The only “evaluation” is whether it sounds good to you or not.
If it sounds good, the evaluation is: “A”.
If it doesn’t, then hopefully you can make some sound, sensible choices to improve what’s lacking (you’re in a good spot here on this forum for guidance in this matter) without going crazy on the bank account and sanity quotient.
The way the word “processed” is being bandied about strikes me as problematic.
There’s no such thing as sound that is not “processed.”
Person A, with their particular physical condition, particular mind, and particular personal proclivities, listening to a live acoustic instrument, 10 feet away from the player, is “processing” that aural stimulus differently than Person B, even if at the exact same distance.
Human beings.
It just gets far more “processed” after that.
Entirely acoustic instruments recorded by microphones that “process” the sound waves into an electrical signal. Signals then “processed” into a recording.
Throw in mixing and mastering….
Going upwards from here, there are so many different instruments that are electric, there are so many ways to manipulate the signal (intentionally or unintentionally) before it even reaches the recording, there are so many synthesized sounds at the actual instrument stage…
If people have a problem with instruments that aren’t completely acoustic, that’s their prerogative and there’s nothing wrong with that at all.

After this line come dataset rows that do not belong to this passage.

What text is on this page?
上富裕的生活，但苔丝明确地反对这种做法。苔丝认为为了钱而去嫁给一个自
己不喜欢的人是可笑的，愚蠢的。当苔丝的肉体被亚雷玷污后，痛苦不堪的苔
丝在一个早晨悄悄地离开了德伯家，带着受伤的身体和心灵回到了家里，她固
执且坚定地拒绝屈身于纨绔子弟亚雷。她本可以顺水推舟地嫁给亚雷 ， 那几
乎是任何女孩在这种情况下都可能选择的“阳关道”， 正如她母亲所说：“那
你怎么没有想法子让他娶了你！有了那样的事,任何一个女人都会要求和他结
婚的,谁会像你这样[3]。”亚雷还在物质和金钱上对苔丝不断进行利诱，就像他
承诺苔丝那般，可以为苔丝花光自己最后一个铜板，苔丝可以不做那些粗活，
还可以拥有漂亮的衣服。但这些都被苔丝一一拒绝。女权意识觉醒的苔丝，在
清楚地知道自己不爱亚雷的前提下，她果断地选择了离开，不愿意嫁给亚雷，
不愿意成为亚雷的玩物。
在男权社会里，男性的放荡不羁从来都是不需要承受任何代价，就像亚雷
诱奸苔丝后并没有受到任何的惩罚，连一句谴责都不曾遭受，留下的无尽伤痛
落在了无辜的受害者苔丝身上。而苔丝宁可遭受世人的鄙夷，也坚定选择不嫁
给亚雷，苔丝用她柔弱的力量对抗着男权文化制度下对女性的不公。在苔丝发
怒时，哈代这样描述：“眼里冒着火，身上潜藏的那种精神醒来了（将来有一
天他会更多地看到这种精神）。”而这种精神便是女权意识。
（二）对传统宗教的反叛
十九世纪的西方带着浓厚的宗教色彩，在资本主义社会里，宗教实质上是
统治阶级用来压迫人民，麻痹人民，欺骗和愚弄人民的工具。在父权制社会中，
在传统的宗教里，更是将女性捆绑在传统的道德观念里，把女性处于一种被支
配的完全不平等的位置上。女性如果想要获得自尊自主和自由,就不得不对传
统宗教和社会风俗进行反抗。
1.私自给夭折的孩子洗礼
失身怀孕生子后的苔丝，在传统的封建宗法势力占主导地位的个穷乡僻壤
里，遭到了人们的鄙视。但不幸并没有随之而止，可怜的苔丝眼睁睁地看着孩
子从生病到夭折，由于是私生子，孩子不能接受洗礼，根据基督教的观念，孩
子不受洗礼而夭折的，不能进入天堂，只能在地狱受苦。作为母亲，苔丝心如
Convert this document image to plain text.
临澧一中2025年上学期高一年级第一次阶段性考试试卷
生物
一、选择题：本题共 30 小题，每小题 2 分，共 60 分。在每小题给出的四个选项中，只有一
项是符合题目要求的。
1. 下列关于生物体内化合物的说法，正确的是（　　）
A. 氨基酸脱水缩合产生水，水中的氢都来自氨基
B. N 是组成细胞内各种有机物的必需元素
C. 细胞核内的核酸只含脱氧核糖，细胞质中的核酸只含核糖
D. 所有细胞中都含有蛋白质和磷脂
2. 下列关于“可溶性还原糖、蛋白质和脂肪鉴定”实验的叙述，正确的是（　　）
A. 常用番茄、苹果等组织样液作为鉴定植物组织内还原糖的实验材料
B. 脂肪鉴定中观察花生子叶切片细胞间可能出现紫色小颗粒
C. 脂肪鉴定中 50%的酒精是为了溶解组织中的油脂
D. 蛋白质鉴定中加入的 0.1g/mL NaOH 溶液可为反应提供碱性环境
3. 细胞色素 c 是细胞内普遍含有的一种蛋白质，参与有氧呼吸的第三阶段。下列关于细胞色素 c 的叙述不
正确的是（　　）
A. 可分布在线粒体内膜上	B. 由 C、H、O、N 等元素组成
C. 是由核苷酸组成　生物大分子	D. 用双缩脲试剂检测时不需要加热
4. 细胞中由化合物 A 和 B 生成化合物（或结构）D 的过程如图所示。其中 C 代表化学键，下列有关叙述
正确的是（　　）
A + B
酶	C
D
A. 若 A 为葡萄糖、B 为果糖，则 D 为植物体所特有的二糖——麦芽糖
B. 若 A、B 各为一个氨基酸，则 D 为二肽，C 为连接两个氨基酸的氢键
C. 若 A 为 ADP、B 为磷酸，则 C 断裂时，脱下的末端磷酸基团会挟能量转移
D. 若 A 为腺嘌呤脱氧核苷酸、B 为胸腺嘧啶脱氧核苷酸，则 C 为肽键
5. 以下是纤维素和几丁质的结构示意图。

To each their own.
Should such a person make the unwise decision to eschew being a normal, healthy person who passionately loves music and just wants to spend their life enjoying it, to instead become an obsessive, anxiety-addled neurotic who spends more time fretting over minutiae than the former (aka an ‘audiophile’ - I’m being sarcastic, yes, but lovingly so…been there, done that), then that person would just make that acoustic-only music they prefer sound as good as possible.
Who cares what other people say?
If someone else makes Skrillex sound “perfect” (to them, of course) in their system, that person has “evaluated” their system, and given it a grade of “A.”